You can also integrate them into energy balls; the beans moisten the recipe without adding extra sugar and they add fiber. I make a batch of these energy balls each week and throw them into the kids' lunch boxes - or mine :)


Nuts and Seeds

If your child does not have a nut allergy, then add them as snacks (make a trail mix by mixing with dried fruits), top oatmeal and yogurt with them or grind them to use in baking. Don’t forget chia seeds and flax seeds, which can both act as laxatives. For kids, add a tiny bit (1/2 – 1 tsp) to yogurt, oatmeal, smoothies.


Whole Grains

Whole grain breads, hot oatmeal, bran, buckwheat, barley, bulgur, whole rye, whole wheat pasta. Cold cereals: Post Wheat ‘N’ Bran Spoon Size, Market Pantry (Target) frosted mini wheats, Grape Nuts, All Bran and Kellog’s frosted mini wheats, original are some of the best tasting (but not toooo much sugar), high-fiber cereals.


Fluids

So important! You should not bulk up your child’s diet without adding extra fluid.
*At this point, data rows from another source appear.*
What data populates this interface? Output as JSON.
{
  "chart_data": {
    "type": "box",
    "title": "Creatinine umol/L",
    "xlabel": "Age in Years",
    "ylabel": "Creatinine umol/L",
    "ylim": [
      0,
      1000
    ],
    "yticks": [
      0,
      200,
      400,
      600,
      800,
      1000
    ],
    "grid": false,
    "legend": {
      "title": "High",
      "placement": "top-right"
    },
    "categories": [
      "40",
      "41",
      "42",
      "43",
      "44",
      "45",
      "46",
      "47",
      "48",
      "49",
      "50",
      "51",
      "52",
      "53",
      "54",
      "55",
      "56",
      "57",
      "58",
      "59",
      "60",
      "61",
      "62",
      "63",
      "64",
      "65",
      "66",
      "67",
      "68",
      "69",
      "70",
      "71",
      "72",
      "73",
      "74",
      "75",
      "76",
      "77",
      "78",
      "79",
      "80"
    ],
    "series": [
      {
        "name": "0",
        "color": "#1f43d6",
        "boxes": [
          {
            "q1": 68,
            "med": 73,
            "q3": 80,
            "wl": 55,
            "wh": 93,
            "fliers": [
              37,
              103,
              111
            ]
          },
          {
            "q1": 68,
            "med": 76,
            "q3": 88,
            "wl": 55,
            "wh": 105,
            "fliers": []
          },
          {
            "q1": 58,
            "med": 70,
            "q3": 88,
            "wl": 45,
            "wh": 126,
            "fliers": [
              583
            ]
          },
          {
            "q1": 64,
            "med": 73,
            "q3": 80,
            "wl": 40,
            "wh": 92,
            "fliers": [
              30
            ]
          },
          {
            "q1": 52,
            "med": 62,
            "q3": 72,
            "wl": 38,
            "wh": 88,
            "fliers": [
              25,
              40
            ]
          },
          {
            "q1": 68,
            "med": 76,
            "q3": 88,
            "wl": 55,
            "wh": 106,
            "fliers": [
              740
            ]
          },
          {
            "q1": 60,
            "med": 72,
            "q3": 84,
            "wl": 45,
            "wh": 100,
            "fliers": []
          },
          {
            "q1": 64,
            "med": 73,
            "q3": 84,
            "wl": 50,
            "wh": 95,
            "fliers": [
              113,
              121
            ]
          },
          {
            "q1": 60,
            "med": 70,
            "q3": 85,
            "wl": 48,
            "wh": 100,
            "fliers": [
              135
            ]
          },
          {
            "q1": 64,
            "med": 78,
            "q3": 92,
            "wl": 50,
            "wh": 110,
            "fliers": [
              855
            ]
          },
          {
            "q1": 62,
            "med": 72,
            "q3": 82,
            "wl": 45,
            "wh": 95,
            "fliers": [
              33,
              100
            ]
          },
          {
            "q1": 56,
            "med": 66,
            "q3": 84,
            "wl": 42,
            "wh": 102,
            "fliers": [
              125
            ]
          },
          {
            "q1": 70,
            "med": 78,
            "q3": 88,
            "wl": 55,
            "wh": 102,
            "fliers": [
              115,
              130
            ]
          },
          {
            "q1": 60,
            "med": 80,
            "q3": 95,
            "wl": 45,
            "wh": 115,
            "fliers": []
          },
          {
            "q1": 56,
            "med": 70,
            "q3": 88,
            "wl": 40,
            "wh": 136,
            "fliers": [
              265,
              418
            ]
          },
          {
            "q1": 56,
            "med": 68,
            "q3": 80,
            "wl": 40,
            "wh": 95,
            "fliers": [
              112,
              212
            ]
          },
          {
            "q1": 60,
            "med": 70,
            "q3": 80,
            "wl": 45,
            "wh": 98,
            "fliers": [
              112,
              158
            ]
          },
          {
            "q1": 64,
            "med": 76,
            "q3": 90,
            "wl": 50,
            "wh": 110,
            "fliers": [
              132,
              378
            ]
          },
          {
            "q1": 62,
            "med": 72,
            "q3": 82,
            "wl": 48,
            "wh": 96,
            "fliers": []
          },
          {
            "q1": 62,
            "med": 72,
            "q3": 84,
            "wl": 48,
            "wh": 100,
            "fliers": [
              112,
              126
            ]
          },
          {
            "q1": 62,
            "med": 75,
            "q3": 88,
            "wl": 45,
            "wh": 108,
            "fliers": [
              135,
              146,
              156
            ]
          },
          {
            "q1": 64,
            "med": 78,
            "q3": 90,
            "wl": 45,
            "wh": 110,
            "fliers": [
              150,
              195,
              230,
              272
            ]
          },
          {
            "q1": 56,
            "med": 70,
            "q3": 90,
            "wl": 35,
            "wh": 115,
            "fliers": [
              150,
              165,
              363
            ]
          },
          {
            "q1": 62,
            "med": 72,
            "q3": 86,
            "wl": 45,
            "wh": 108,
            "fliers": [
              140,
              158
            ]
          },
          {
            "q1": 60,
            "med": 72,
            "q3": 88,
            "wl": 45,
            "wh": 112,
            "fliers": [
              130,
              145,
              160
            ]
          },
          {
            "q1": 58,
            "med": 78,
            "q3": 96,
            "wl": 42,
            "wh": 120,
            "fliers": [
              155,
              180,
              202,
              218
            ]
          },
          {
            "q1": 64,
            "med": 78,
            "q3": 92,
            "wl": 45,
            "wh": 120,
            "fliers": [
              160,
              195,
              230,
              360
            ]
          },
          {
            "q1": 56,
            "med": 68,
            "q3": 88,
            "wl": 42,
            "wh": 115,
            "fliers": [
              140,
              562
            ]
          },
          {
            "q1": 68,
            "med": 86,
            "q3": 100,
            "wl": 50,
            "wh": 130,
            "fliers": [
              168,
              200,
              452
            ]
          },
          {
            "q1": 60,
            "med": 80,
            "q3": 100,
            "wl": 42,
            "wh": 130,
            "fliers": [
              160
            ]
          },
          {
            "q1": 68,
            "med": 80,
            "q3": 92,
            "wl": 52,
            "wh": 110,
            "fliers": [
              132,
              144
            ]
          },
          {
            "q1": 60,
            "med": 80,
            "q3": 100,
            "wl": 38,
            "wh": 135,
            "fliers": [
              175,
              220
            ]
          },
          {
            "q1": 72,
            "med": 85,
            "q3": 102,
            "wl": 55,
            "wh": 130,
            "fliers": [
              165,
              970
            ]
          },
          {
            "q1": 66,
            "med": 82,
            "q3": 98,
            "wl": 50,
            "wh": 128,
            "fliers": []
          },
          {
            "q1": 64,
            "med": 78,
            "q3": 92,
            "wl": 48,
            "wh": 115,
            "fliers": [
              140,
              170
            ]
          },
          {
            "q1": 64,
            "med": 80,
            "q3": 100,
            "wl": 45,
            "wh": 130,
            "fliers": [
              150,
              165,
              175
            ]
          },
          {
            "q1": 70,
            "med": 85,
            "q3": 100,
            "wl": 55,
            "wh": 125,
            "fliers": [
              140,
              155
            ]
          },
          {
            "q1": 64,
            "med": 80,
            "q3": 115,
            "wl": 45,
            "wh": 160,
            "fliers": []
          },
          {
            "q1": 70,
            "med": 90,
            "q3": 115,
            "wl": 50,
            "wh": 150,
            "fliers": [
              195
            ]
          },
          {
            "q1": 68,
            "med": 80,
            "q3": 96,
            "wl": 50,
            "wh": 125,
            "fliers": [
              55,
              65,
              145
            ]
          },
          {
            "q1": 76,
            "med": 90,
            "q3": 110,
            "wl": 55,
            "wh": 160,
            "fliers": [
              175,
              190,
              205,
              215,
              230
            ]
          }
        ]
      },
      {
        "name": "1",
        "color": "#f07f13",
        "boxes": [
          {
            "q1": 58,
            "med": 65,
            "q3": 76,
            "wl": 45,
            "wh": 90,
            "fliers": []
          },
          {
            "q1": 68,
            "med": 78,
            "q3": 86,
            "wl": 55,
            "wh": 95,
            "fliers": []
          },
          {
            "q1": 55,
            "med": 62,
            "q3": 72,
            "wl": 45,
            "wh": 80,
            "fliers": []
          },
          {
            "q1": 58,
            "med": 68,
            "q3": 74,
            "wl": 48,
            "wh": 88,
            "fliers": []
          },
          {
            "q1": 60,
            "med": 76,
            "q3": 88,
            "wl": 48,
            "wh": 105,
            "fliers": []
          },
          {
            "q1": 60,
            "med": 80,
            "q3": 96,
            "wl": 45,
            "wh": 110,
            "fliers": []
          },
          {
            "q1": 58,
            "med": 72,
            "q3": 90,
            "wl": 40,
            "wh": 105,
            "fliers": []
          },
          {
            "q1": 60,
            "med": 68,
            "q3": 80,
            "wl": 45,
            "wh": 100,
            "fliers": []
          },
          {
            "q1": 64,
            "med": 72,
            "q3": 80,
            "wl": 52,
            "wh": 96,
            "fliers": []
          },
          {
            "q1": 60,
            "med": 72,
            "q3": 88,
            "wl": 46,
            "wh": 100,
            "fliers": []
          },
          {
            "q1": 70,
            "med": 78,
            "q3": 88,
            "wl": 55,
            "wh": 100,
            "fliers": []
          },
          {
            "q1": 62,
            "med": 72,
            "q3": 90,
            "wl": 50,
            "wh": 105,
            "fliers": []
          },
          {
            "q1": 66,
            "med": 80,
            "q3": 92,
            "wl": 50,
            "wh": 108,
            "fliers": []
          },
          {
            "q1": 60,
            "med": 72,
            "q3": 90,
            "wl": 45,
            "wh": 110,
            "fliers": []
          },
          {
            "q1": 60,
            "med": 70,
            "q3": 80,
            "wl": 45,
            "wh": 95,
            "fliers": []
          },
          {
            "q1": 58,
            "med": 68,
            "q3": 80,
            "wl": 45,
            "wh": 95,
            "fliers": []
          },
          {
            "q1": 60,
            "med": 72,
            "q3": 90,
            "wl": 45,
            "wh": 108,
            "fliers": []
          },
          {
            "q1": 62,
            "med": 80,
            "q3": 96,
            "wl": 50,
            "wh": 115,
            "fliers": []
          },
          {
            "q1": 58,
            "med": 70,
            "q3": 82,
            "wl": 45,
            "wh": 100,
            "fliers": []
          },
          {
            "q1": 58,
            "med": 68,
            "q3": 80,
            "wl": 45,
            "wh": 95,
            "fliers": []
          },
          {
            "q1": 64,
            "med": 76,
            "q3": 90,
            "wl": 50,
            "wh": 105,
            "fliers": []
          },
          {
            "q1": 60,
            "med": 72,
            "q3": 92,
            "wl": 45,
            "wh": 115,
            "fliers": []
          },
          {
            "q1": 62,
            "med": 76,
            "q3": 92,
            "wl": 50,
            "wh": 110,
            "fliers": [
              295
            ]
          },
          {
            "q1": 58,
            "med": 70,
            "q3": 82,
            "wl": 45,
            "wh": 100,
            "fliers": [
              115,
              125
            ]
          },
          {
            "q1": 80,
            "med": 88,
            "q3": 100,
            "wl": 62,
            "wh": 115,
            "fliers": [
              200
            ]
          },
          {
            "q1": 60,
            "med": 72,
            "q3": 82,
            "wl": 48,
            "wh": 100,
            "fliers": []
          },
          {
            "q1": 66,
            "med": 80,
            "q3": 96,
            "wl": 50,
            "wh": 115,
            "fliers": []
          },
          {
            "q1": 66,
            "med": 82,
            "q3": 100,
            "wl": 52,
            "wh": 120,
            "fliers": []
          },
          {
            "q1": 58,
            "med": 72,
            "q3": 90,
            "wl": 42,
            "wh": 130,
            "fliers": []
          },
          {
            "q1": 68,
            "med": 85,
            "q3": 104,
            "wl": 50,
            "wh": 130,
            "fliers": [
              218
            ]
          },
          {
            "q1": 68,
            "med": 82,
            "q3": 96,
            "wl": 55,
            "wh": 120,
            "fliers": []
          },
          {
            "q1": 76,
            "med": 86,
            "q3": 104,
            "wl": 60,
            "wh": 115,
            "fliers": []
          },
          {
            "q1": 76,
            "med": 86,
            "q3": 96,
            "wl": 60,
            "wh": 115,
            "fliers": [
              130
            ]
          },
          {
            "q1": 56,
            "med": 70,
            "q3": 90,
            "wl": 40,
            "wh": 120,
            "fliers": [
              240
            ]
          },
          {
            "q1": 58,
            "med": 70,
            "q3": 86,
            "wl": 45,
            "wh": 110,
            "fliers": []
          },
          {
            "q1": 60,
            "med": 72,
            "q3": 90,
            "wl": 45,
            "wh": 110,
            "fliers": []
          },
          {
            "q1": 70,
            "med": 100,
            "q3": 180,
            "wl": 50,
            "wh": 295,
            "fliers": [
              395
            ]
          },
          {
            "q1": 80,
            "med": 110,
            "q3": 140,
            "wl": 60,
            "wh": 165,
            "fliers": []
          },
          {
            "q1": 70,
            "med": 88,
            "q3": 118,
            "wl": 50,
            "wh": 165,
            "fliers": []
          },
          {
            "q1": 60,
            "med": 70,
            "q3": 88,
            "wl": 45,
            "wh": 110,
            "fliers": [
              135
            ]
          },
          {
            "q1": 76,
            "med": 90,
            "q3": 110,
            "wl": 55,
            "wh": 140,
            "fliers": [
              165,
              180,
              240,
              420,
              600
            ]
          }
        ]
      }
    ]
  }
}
Clogging up his or her plumbing with too much stool bulk could lead to impaction, so ensure that your child is getting enough fluid from non-dairy drinks and fruits.


The Institute of Medicine recommends that, roughly, most children aged:


· 1 to 3 need at least 35 ounces of fluid per day

· 4 to 8 years old need at least 46 ounces per day

· 9 to 13 year old boys need at least 65 oz per day

· 9 to 13 year old girls need at least 57 oz per day


If your child is a big milk drinker (like mine), try to limit liquid milk to ~ 2-3 cups per day.


So tell me about your experience and what has worked for you!



References:

U.S. Department of Health and Human Services and U.S. Department of Agriculture. Dietary Guidelines for Americans, 2015-2020 (PDF, 10.3 MB) . 8th ed. Published December 2015. Accessed November 29, 2018.